When I Was Young/The Animals

昨日の日記は中途半端な所で終わった。第一、Cさんの言いたかったメインテーマにはほとんど触れず、枝葉部分のみ拝借して、自分自身のことを語ったにすぎない。
そもそも、Charlieについてあんな書き方をするのも、言葉足らずだった。10代でデビューした彼の類い稀な美しさに眼をつけた日本のマスコミは、派手なヘアスタイルやファッションを彼に施し、勝手にアイドルに仕立て上げた。当時の私は、そんな姿を見ても「今どき珍しいほどきれいな子だな」という程度の認識しかなった。本当に彼の美しさに釘付けになったのは、それから何年も経て、本来の路線で地道に活動している姿を偶然眼にした瞬間だった。
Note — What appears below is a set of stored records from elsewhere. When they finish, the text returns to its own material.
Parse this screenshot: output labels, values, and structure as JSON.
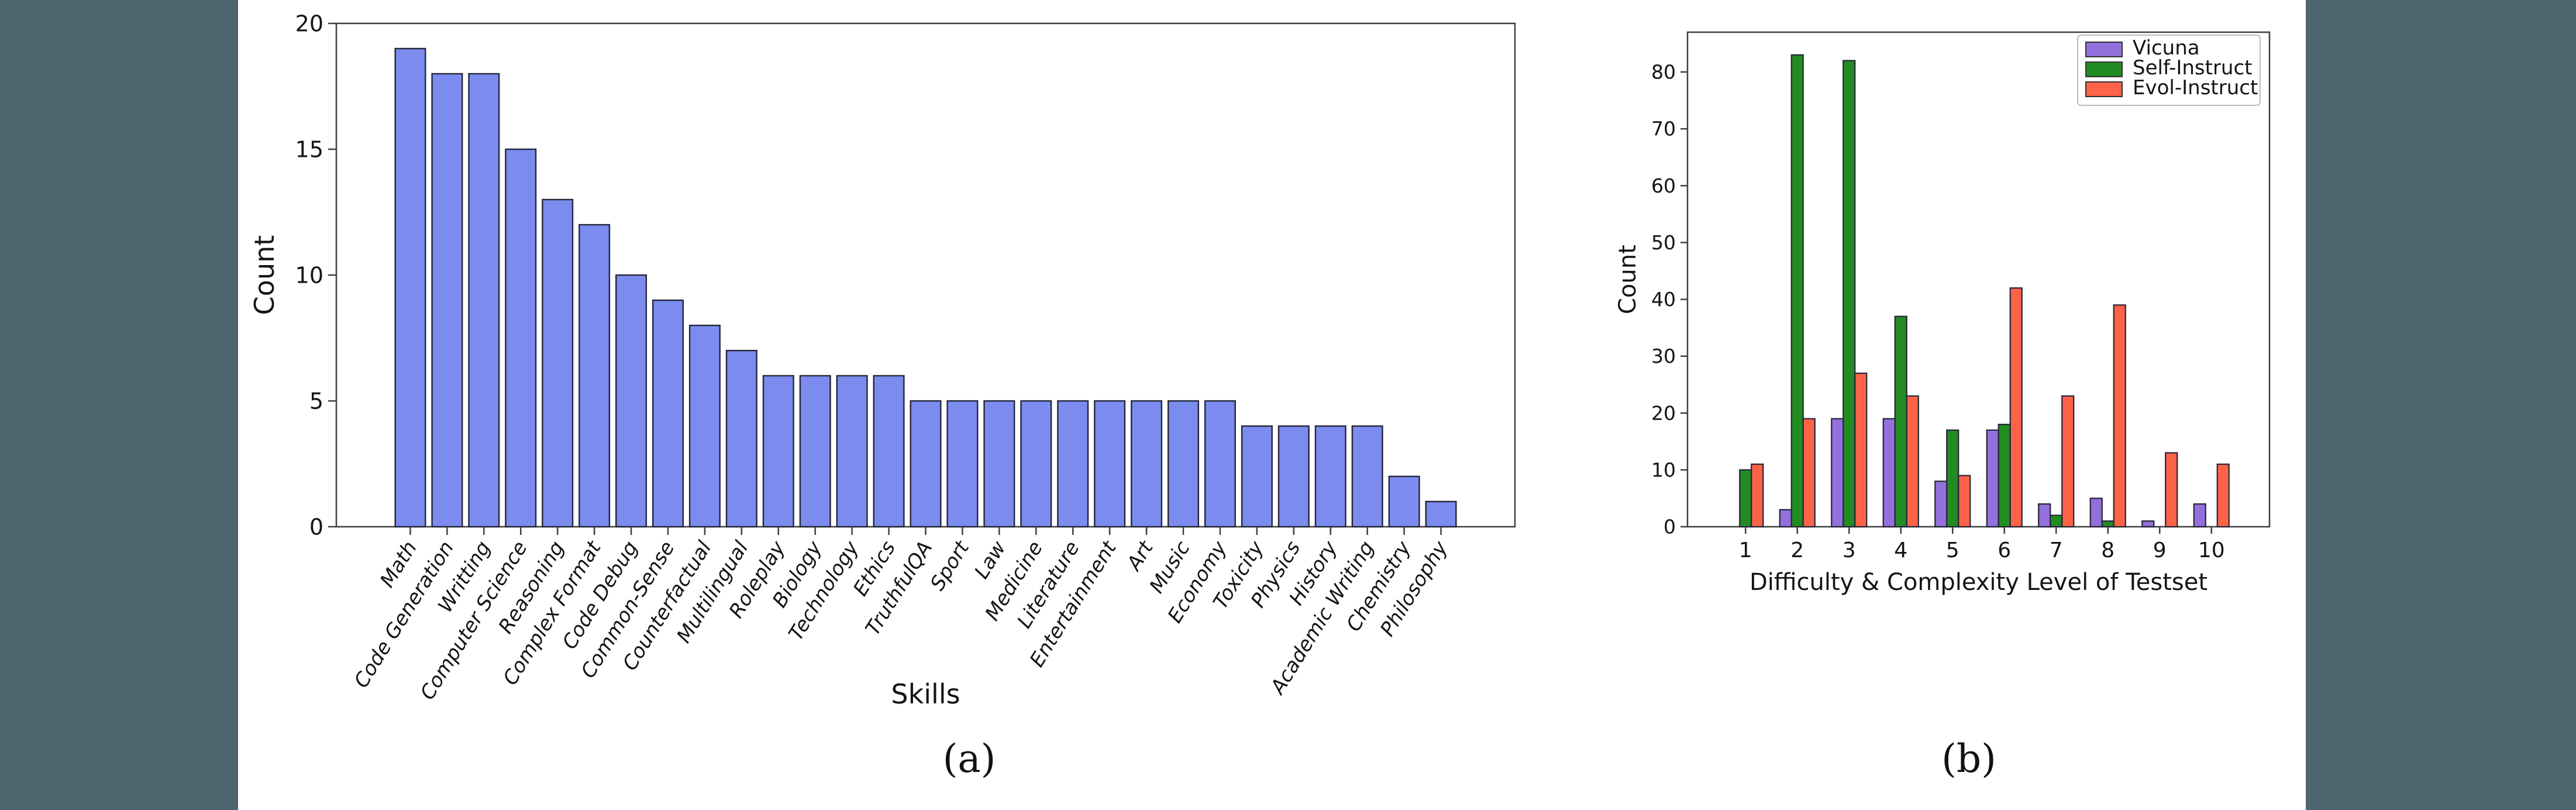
{
  "page": {
    "background": "#4d656e",
    "panel_background": "#ffffff"
  },
  "captions": {
    "a": "(a)",
    "b": "(b)"
  },
  "chart_data": [
    {
      "type": "bar",
      "panel": "a",
      "title": "",
      "xlabel": "Skills",
      "ylabel": "Count",
      "ylim": [
        0,
        20
      ],
      "yticks": [
        0,
        5,
        10,
        15,
        20
      ],
      "grid": false,
      "legend_position": "none",
      "bar_color": "#7b8cee",
      "bar_edge_color": "#25253a",
      "categories": [
        "Math",
        "Code Generation",
        "Writting",
        "Computer Science",
        "Reasoning",
        "Complex Format",
        "Code Debug",
        "Common-Sense",
        "Counterfactual",
        "Multilingual",
        "Roleplay",
        "Biology",
        "Technology",
        "Ethics",
        "TruthfulQA",
        "Sport",
        "Law",
        "Medicine",
        "Literature",
        "Entertainment",
        "Art",
        "Music",
        "Economy",
        "Toxicity",
        "Physics",
        "History",
        "Academic Writing",
        "Chemistry",
        "Philosophy"
      ],
      "values": [
        19,
        18,
        18,
        15,
        13,
        12,
        10,
        9,
        8,
        7,
        6,
        6,
        6,
        6,
        5,
        5,
        5,
        5,
        5,
        5,
        5,
        5,
        5,
        4,
        4,
        4,
        4,
        2,
        1
      ]
    },
    {
      "type": "bar",
      "panel": "b",
      "title": "",
      "xlabel": "Difficulty & Complexity Level of Testset",
      "ylabel": "Count",
      "ylim": [
        0,
        87
      ],
      "yticks": [
        0,
        10,
        20,
        30,
        40,
        50,
        60,
        70,
        80
      ],
      "grid": false,
      "legend_position": "upper right",
      "bar_edge_color": "#25253a",
      "categories": [
        "1",
        "2",
        "3",
        "4",
        "5",
        "6",
        "7",
        "8",
        "9",
        "10"
      ],
      "series": [
        {
          "name": "Vicuna",
          "color": "#9370DB",
          "values": [
            0,
            3,
            19,
            19,
            8,
            17,
            4,
            5,
            1,
            4
          ]
        },
        {
          "name": "Self-Instruct",
          "color": "#228B22",
          "values": [
            10,
            83,
            82,
            37,
            17,
            18,
            2,
            1,
            0,
            0
          ]
        },
        {
          "name": "Evol-Instruct",
          "color": "#FF6347",
          "values": [
            11,
            19,
            27,
            23,
            9,
            42,
            23,
            39,
            13,
            11
          ]
        }
      ]
    }
  ]
}
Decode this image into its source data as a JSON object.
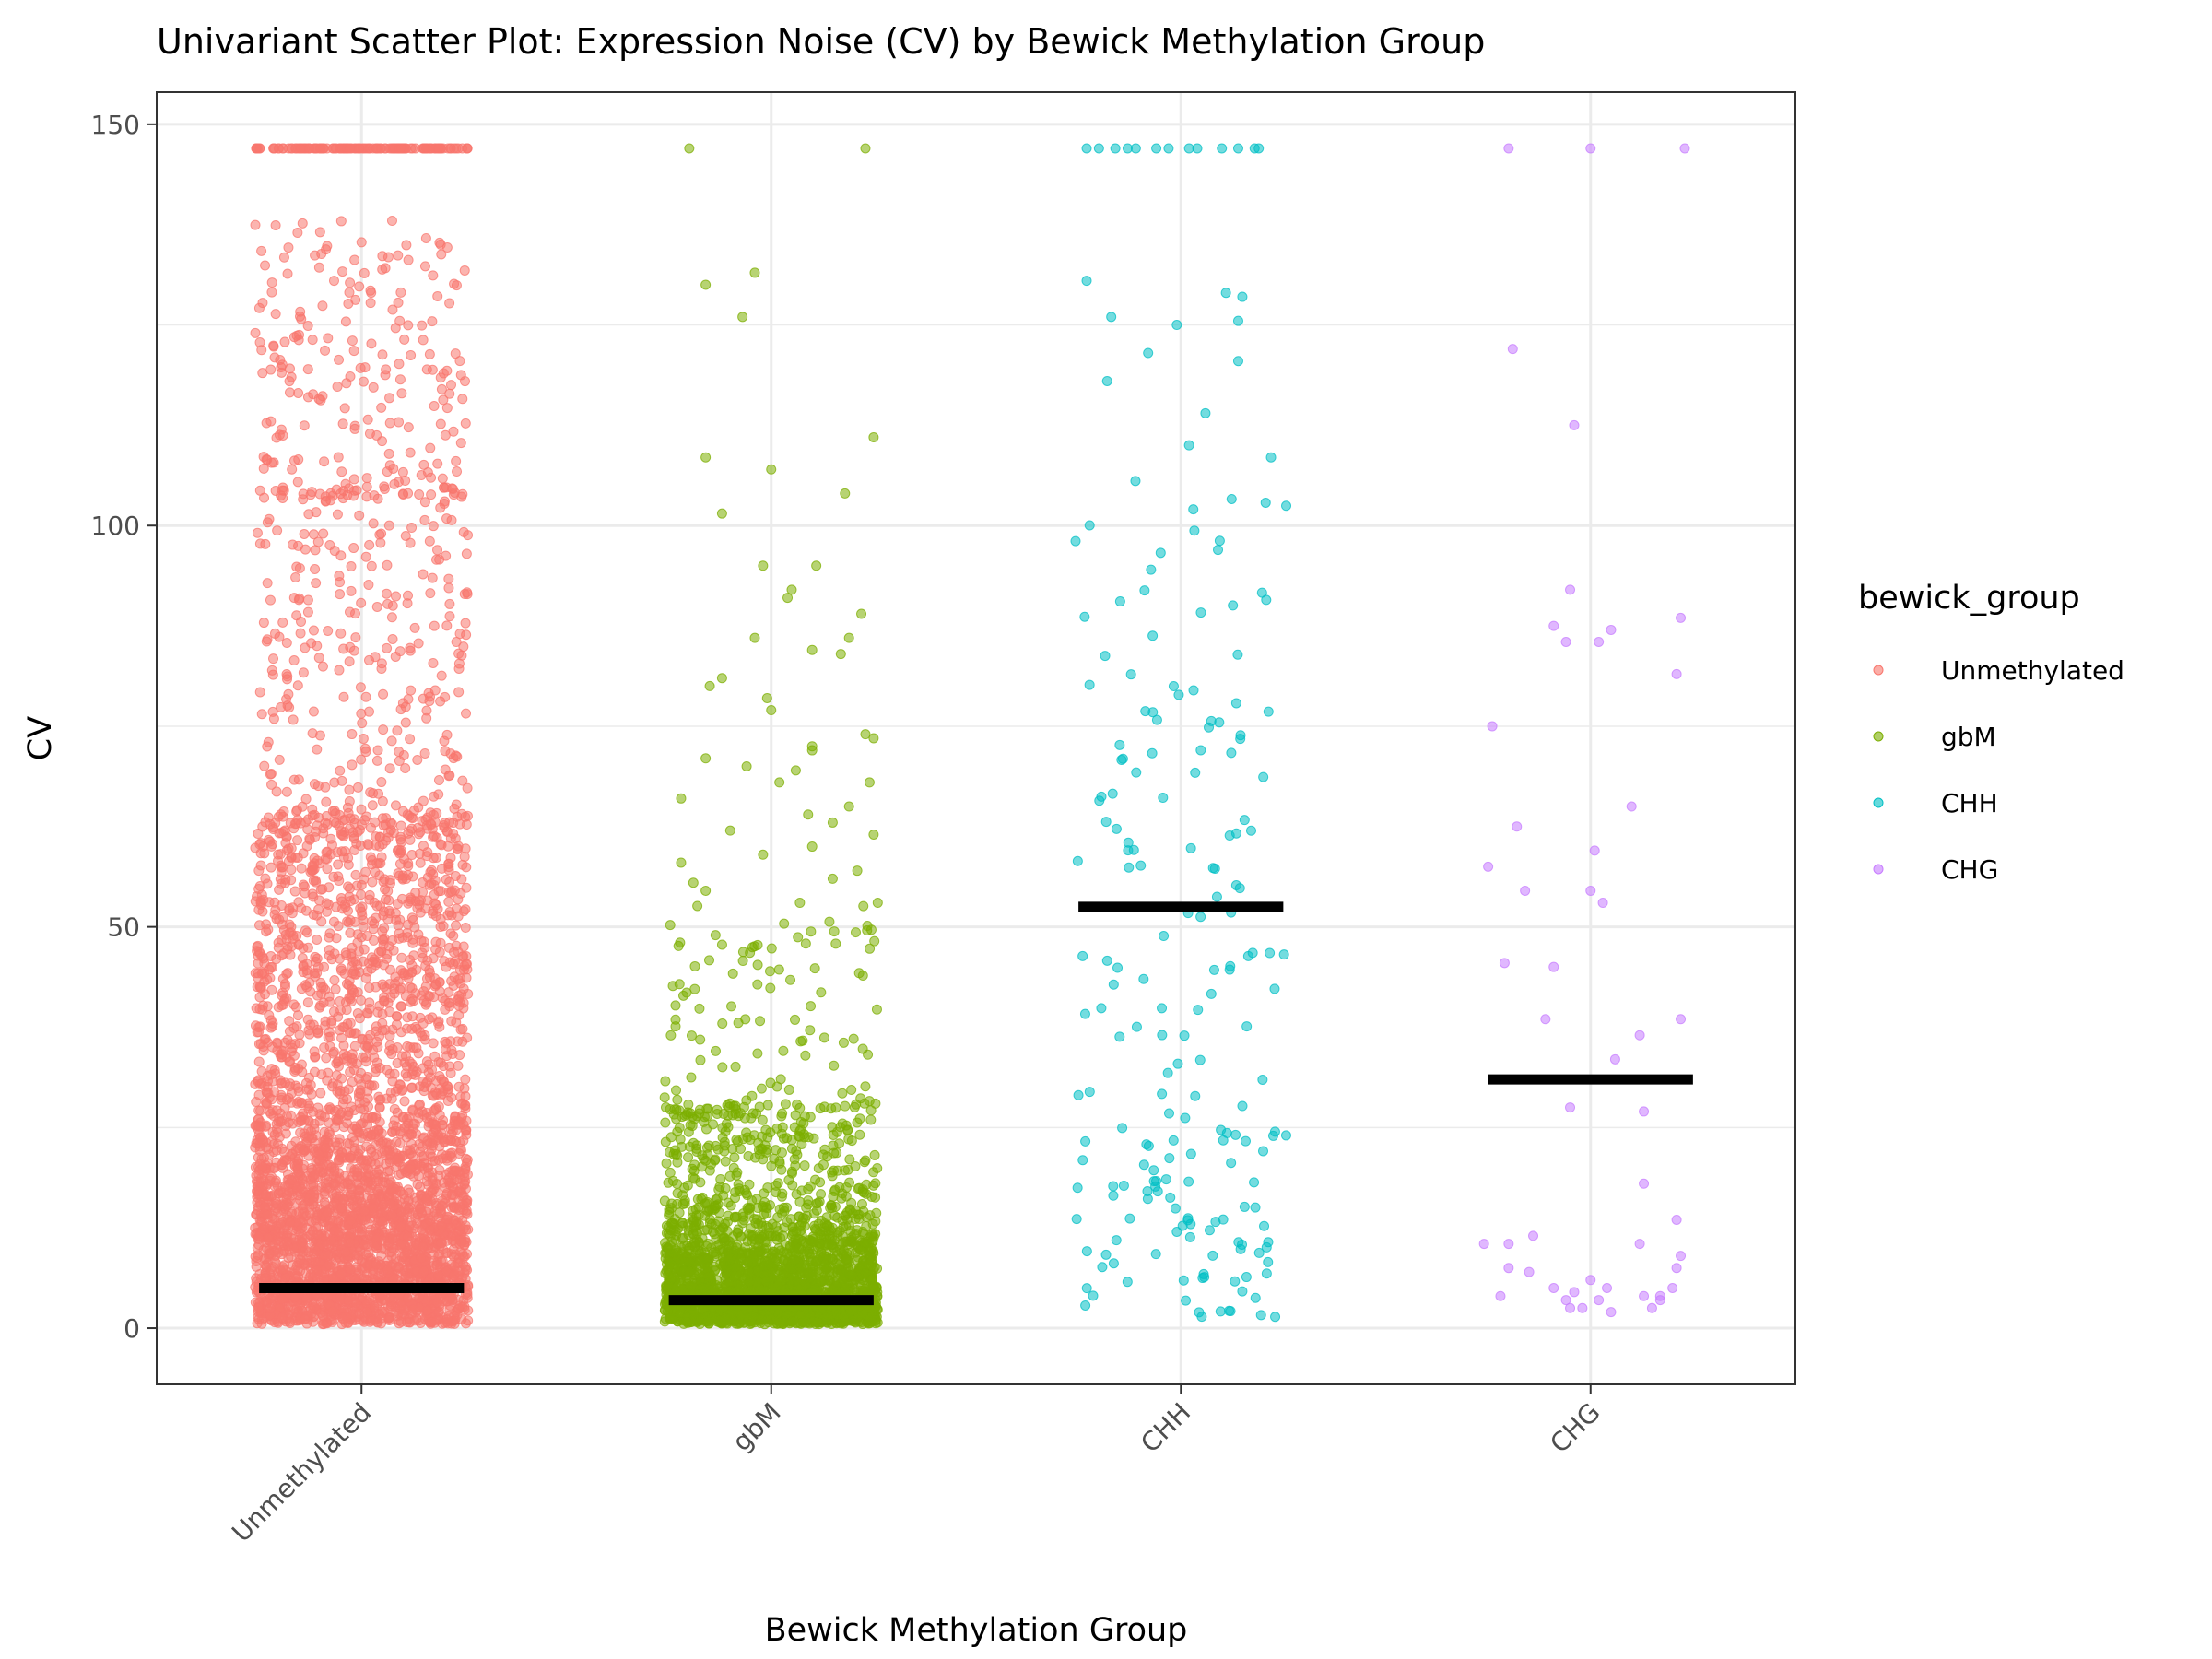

運命の再会ではなかろうかとさえ思った。まあ、こんな具合に、外見に惹かれる場合でも、相当なこだわりがある。
高3の時、校内でよく見かけるきれいな子がいた。恋愛感情とはまた違う気持ちで、その姿を見るのが楽しみだった。会うたびに私があまりにも凝視するものだから、相手も私の存在に気付いているようだった。やがて、顔を合わすと、どことなくはにかんだ表情さえ見せるようになっていた。噂によると、目ざとい女生徒の間で話題になっている2年生の子らしかった。誰が話しかけても無視するという、そんなミステリアスさにも、ますます興味が沸いた。2年生の修学旅行に引率する先生が多くて、他学年の授業まで少し潰れることになった。自習時間が3時間も続いた時、私はフラリと美術室に行った。何とそこには、旅行に不参加のその子が1人いた。そこで引き返すのは不自然だ。「ここに座っていい?」と尋ねると、彼は黙って頷いた。私は5mぐらい離れて座った。「いつも見ていたのを知っていた?」「迷惑?」「しばらくじっと見ていてもいい?」最初の問いには頷き、次に首を振ってから、最後にまた頷いた。それからずいぶん長い間、互いにほとんどしゃべらず、時々顔を見合わせて恥ずかしそうに微笑み合うだけだった。距離は2mぐらいまで接近していた。それで充分だった。自分でもあきれるほどだった。
今にして思えば、それほど美しい子ではなかった。若い頃のノーメイクのDavid Bowieの歯並びを良くして上品にした感じ。自然な茶色っぽい髪はサラサラでアゴは細く、どこか現実離れした不思議な子だった。実際、倉多江美という漫画家の作品に、ソックリな子が登場して驚いた。
この話には後日談があるけれど、もうスペースがない。